Martin County settled a lawsuit against passenger train operator Brightline, and terms of the settlement include splitting the cost of building at least one train station.
But Indian County, another plaintiff in the lawsuit, rejected the settlement and opted to spend an additional $1 million in a court fight to block Brightline’s planned expansion from South Florida to Orlando.
An organization opposed to the rail service expansion, Citizens Against Rail Expansion in Florida (CARE FL), joined Martin County in accepting the settlement.
Martin County commissioners approved the settlement in a special session held Saturday in Stuart, ending a multi-year legal fight that has cost the county approximately $4 million.
Indian County has spent close to $3 million to prevent the expansion of Brightline’s rail service to Orlando, not including the newly authorized $1 million expenditure on legal costs.
Martin County and CARE FL agreed to settlement terms that include safety upgrades along the railroad tracks that Brightline would use to carry passengers to and from Orlando.

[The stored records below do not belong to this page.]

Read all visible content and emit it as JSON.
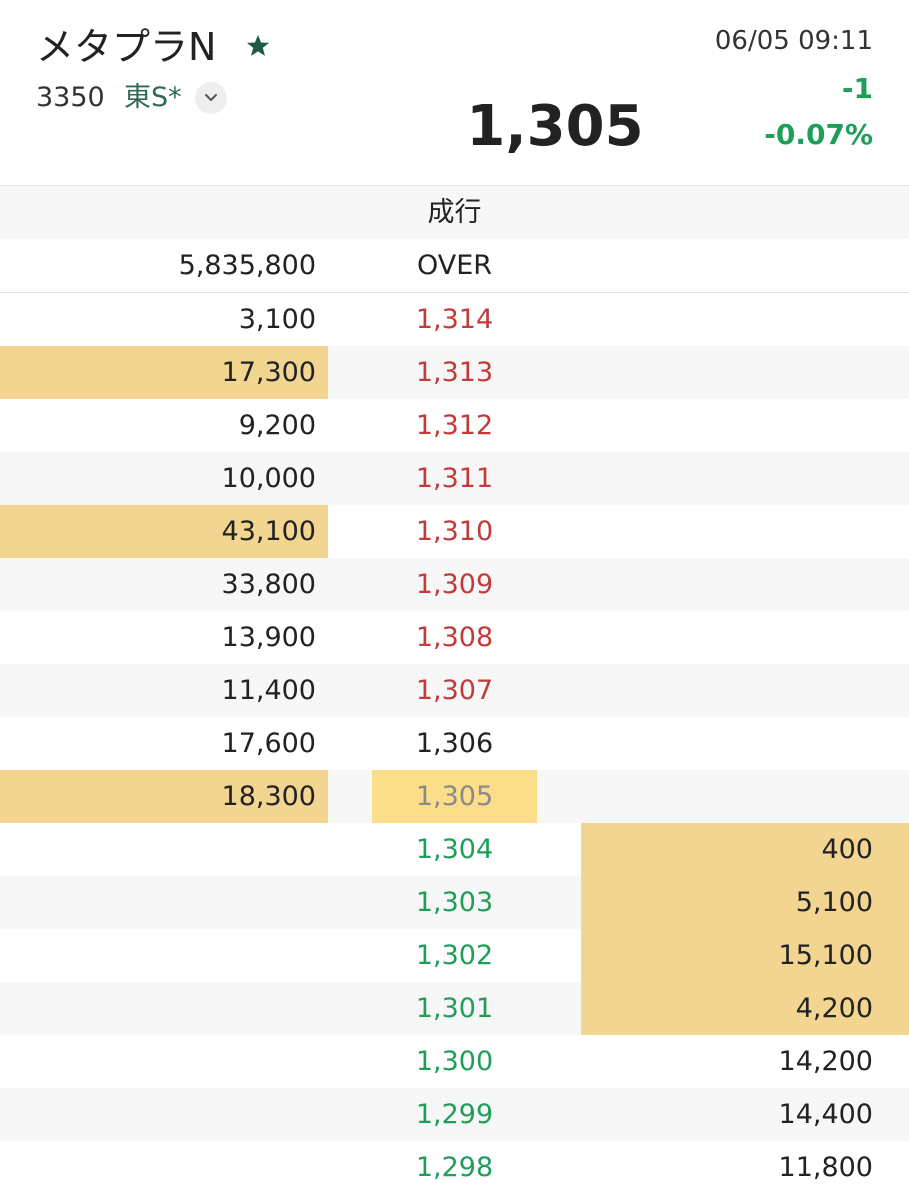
{
  "header": {
    "name": "メタプラN",
    "code": "3350",
    "market": "東S*",
    "timestamp": "06/05 09:11",
    "price": "1,305",
    "change": "-1",
    "change_pct": "-0.07%"
  },
  "icons": {
    "favorite": "star-icon",
    "market_toggle": "chevron-down-icon"
  },
  "colors": {
    "accent_green": "#1f9e5a",
    "up_red": "#c23b3b",
    "highlight": "#f2d591",
    "market_label": "#2e6b54"
  },
  "board": {
    "market_order_label": "成行",
    "over_qty": "5,835,800",
    "over_label": "OVER",
    "rows": [
      {
        "ask": "3,100",
        "price": "1,314",
        "bid": ""
      },
      {
        "ask": "17,300",
        "price": "1,313",
        "bid": ""
      },
      {
        "ask": "9,200",
        "price": "1,312",
        "bid": ""
      },
      {
        "ask": "10,000",
        "price": "1,311",
        "bid": ""
      },
      {
        "ask": "43,100",
        "price": "1,310",
        "bid": ""
      },
      {
        "ask": "33,800",
        "price": "1,309",
        "bid": ""
      },
      {
        "ask": "13,900",
        "price": "1,308",
        "bid": ""
      },
      {
        "ask": "11,400",
        "price": "1,307",
        "bid": ""
      },
      {
        "ask": "17,600",
        "price": "1,306",
        "bid": ""
      },
      {
        "ask": "18,300",
        "price": "1,305",
        "bid": ""
      },
      {
        "ask": "",
        "price": "1,304",
        "bid": "400"
      },
      {
        "ask": "",
        "price": "1,303",
        "bid": "5,100"
      },
      {
        "ask": "",
        "price": "1,302",
        "bid": "15,100"
      },
      {
        "ask": "",
        "price": "1,301",
        "bid": "4,200"
      },
      {
        "ask": "",
        "price": "1,300",
        "bid": "14,200"
      },
      {
        "ask": "",
        "price": "1,299",
        "bid": "14,400"
      },
      {
        "ask": "",
        "price": "1,298",
        "bid": "11,800"
      }
    ]
  }
}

Brightline also settled with Martin County in exchange for establishing so-called quiet zones where the passenger train operator would not use horns, helping the county cover rail-related maintenance costs, and increasing boat-navigation guides under railroad bridges.
Other terms of the settlement would require Brightline to cover half the cost of building at least one train station in the Treasure Coast region, which includes Indian, Martin and St. Lucie counties.
Brightline announced Nov. 16 that it will change its name to Virgin Trains because billionaire Richard Branson’s Virgin Group agreed to become a minority investor in the company.